# Last full day ride before Ventoux



## Trek_5200 (Apr 21, 2013)

I'm planning my last full day ride. This is not about embarking on a new training strategy since we're close to the end. Been training all year.
Question is if there's any particular benefit of one ride over the other. My two ride choices are 6 repeats up a 4.5 mile climb in NY (Bear Mountain which averages 6% I think but has some moderately steeper sections, or just doing a century with say 8000 feeet and climbs built in along the way. I think I asked this of some racing friends several months ago and don't recall hearing one approach was inherently superior to the other.


----------



## Fredrico (Jun 15, 2002)

Trek_5200 said:


> I'm planning my last full day ride. This is not about embarking on a new training strategy since we're close to the end. Been training all year.
> Question is if there's any particular benefit of one ride over the other. My two ride choices are 6 repeats up a 4.5 mile climb in NY (Bear Mountain which averages 6% I think but has some moderately steeper sections, or just doing a century with say 8000 feeet and climbs built in along the way. I think I asked this of some racing friends several months ago and don't recall hearing one approach was inherently superior to the other.


You're not going to change your fitness for the ride on Ventoux with one ride. Take it easy and freshen up for the main event.
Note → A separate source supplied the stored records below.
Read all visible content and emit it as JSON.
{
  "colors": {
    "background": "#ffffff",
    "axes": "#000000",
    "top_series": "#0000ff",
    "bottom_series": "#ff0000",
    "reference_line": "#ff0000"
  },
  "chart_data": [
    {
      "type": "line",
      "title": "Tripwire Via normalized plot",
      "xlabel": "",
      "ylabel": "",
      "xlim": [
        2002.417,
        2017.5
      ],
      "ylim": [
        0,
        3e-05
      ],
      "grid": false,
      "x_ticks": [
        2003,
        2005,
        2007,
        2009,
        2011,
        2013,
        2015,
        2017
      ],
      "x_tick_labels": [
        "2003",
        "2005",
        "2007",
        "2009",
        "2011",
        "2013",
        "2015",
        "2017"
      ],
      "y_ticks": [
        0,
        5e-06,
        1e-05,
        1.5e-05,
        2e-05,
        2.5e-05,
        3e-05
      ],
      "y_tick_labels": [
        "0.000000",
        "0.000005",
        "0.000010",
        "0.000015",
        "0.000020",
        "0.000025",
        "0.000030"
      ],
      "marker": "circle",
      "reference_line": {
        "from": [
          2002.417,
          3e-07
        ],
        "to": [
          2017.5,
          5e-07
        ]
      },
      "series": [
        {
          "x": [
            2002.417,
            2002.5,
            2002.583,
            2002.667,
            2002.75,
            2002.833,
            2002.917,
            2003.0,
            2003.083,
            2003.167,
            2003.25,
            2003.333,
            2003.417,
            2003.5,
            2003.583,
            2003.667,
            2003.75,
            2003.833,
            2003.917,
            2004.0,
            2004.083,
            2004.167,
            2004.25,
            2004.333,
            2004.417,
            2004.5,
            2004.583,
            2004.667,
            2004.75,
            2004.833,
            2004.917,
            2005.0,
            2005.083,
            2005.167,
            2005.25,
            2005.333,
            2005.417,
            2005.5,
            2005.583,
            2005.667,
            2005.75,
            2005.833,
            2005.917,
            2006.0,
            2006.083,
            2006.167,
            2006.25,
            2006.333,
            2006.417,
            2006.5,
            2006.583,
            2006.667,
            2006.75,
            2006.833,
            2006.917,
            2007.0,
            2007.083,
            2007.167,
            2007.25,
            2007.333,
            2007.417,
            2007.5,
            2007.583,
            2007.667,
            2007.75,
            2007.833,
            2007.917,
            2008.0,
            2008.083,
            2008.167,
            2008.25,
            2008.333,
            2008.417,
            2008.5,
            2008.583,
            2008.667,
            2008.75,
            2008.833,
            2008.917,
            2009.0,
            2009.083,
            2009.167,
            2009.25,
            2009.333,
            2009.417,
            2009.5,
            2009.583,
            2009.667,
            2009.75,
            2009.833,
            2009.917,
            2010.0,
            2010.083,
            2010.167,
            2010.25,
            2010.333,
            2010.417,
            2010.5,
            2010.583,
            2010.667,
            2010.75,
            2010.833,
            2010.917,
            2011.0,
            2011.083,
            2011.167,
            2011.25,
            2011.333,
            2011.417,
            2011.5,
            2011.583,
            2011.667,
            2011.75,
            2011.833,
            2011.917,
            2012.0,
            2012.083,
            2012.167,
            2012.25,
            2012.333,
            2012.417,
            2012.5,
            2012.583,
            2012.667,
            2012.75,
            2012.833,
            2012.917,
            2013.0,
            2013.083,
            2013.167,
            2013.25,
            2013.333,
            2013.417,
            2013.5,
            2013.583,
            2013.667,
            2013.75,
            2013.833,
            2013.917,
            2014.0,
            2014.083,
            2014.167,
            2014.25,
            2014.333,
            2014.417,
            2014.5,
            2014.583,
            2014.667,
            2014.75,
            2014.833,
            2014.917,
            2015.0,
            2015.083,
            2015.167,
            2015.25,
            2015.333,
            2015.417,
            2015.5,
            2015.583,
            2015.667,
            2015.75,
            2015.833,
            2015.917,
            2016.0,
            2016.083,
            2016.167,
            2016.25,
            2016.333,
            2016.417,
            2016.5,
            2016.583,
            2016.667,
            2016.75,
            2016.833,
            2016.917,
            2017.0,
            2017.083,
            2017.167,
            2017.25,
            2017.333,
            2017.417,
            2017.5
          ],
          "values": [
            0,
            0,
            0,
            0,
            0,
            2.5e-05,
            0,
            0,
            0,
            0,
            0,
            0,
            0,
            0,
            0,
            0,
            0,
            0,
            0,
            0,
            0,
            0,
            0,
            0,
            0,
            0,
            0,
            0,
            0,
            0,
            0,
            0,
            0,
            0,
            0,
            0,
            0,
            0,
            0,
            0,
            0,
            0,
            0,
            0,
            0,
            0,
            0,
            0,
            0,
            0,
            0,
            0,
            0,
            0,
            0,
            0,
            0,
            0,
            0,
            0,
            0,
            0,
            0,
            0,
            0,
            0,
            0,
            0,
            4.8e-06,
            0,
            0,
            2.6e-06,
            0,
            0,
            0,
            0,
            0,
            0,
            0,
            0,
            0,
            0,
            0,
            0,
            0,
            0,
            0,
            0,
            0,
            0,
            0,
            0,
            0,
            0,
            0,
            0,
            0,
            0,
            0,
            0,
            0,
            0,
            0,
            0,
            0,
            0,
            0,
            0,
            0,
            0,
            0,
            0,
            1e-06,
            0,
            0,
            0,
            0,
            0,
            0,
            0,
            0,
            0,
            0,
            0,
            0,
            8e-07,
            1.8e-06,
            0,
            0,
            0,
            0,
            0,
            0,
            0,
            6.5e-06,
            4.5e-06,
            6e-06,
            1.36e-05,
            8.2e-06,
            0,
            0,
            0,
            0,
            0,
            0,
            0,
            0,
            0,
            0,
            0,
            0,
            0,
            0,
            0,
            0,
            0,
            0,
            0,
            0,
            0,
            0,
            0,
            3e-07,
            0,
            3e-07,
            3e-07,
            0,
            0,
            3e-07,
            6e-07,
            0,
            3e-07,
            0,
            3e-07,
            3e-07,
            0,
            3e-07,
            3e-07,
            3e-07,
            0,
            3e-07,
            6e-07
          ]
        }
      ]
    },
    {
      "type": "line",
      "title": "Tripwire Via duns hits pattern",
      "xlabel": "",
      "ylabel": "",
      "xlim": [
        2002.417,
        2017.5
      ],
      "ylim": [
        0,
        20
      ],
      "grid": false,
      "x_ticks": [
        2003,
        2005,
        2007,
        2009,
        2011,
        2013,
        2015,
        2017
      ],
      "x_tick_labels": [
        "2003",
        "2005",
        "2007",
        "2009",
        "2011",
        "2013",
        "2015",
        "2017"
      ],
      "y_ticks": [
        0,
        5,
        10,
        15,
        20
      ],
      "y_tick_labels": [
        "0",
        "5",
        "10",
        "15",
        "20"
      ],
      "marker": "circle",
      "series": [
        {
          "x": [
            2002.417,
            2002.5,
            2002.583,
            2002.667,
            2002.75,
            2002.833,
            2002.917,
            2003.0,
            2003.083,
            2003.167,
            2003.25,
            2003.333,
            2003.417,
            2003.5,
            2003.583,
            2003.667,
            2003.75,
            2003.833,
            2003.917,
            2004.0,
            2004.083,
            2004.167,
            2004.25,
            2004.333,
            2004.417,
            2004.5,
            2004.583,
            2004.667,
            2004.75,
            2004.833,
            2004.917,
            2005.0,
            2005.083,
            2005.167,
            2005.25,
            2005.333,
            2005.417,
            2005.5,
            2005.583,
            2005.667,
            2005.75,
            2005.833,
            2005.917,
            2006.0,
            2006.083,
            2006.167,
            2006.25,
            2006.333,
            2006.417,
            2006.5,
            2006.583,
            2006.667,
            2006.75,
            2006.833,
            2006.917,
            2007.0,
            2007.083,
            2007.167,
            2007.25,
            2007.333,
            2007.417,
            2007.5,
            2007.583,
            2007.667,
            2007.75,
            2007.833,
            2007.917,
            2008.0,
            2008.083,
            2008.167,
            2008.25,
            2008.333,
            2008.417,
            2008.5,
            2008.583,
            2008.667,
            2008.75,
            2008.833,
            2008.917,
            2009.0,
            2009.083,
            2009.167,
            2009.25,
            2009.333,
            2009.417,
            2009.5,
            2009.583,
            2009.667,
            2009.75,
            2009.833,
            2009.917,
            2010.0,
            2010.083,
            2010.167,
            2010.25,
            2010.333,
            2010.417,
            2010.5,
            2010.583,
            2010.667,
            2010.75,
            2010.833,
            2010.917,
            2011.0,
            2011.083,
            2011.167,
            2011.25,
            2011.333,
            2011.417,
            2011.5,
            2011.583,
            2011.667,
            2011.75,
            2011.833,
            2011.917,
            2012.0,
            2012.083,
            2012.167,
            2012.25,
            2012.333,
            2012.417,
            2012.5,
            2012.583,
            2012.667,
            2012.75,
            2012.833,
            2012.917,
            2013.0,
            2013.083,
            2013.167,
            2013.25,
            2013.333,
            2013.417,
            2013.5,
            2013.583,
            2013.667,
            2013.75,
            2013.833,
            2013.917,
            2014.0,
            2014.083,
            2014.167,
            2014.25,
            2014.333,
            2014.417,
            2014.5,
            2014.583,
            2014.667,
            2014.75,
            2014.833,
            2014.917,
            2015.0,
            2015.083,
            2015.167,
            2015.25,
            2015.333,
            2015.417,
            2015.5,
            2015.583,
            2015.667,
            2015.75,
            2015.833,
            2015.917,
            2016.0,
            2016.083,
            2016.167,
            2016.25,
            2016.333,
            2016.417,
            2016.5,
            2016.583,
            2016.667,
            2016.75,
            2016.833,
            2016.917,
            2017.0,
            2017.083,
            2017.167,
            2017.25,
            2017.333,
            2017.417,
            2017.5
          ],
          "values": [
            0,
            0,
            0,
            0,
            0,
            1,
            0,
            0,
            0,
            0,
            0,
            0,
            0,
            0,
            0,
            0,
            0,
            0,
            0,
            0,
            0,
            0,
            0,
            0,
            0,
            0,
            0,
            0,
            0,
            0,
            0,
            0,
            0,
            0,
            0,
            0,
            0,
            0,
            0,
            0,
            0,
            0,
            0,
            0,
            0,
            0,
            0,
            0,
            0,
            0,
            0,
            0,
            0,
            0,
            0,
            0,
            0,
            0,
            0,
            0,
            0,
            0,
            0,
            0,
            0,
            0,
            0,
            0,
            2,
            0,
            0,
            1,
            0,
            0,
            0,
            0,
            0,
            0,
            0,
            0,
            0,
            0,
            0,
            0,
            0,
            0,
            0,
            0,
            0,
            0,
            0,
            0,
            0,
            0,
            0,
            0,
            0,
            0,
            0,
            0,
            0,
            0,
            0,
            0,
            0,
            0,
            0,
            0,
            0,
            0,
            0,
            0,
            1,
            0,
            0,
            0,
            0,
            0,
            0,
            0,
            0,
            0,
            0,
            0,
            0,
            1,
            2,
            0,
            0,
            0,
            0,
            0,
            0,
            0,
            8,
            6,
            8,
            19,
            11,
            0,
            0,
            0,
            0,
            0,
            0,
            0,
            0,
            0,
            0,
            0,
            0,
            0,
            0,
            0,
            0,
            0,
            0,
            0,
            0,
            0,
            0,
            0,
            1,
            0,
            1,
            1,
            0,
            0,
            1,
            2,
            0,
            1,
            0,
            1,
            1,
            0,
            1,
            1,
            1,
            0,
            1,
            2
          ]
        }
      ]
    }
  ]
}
The miles and climbs you're already capable of are going to determine how you ride up Ventoux. Don't bust it all out at the beginning, apportion out the efforts conservatively, try to save something for the last few kms., standard advice.

I'd bet Bear Mountain is pretty nice right now, though. You wouldn't have to do 6 repeats!

Best of luck!


----------



## duriel (Oct 10, 2013)

There doesn't seem to be too much different between the 2. Go with what ever you wish. Either would be difficult ride!


----------



## ph0enix (Aug 12, 2009)

Be sure to let us know how it went.


----------



## Trek_5200 (Apr 21, 2013)

Completed Ventoux. All I can say is I had a great time. Made it up Ventoux and highly recommend it. Best organized/run Gran Fondo I have yet to to do. Sets the standard in my book.


----------



## Fredrico (Jun 15, 2002)

Trek_5200 said:


> Completed Ventoux. All I can say is I had a great time. Made it up Ventoux and highly recommend it. Best organized/run Gran Fondo I have yet to to do. Sets the standard in my book.


So how would you rate it compared to other climbs you've done? How does it compare to the mountains in California, for example? Was it a beotch or not as bad as expected?


----------



## Trek_5200 (Apr 21, 2013)

Very tough climb. I trained all year and still found it hard, but a lot of that was due to the Ventoux climb occurring at the end of the race. 

The longest climbs I had done before were 7-8 miles long and those I rode more aggressively so got a very different feel from the experience.

Sorry, never been cycling in California.


----------